Something Professor Foster didn’t really talk about is whether there could be a sort of opposite form of “blindness”, in which vision is spared, but in which there are problems with circadian regulation due to damage to the pRGCs. The possibility of such a form of blindness has been demonstrated in the animal literature: Göz and colleagues selectively destroyed cells that expressed melanopsin, a protein involved in phototransduction exclusively in the pRGCs, in mice. These animals displayed no deficits in measures of visual perception; however, they had difficulty synchronising their behaviour with a light-dark cycle.

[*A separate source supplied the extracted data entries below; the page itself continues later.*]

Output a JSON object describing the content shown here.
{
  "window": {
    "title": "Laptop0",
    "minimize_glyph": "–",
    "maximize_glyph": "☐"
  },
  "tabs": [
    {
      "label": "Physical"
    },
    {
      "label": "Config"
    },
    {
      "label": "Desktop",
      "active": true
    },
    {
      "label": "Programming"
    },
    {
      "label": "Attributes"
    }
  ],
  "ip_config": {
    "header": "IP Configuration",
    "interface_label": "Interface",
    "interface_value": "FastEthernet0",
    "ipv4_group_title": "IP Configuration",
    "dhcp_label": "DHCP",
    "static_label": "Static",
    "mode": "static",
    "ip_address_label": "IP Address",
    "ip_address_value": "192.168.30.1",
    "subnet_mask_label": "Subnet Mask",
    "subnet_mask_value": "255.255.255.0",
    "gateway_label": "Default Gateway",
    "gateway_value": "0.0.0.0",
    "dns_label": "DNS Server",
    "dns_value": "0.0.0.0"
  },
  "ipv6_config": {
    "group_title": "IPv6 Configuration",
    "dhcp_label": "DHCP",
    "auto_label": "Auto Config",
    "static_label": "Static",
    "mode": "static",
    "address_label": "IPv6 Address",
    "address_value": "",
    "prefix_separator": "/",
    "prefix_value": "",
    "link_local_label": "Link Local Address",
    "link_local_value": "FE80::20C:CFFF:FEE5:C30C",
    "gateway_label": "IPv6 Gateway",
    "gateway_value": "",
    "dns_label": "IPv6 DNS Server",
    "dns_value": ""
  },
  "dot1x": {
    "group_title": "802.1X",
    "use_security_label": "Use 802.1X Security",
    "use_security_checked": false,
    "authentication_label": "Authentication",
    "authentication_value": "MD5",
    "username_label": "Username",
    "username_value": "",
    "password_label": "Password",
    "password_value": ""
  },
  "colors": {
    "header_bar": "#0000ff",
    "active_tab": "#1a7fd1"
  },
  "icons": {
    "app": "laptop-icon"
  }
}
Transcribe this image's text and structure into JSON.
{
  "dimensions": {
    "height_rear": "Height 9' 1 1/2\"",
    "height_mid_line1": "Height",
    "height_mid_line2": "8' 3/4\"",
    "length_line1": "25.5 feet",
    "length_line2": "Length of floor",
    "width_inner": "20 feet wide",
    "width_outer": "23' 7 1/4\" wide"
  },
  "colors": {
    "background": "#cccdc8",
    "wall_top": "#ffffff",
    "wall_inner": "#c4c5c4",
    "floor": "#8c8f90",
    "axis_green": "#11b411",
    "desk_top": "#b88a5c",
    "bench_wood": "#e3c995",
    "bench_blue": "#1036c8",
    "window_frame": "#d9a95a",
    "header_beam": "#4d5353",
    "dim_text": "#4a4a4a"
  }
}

Could such a form of blindness exist in humans? So far, the evidence seems pretty scarce. One possibility put forward is that seasonal affective disorder (SAD), a disorder closely associated with sleep disturbances and often treated with light therapy, could involve dysfunction of the pRGCs. In a recent study Roecklein and colleagues found that 5% of SAD patients, but no controls, had a mutation within the gene coding for melanopsin – that protein so vital to the pRGC response. Five percent is a pretty small number, and cause-and-effect cannot really be established here. But at the very least, the study demonstrates that abnormalities in the visual system could underlie circadian disorders, even in the absence of any deficits in vision.
One of the things I enjoyed most about Professor Foster’s talk is that it provided a great example of how basic research can yield important clinical knowledge. It is clear that many patients will benefit from the work that he and others have performed over the last couple of decades.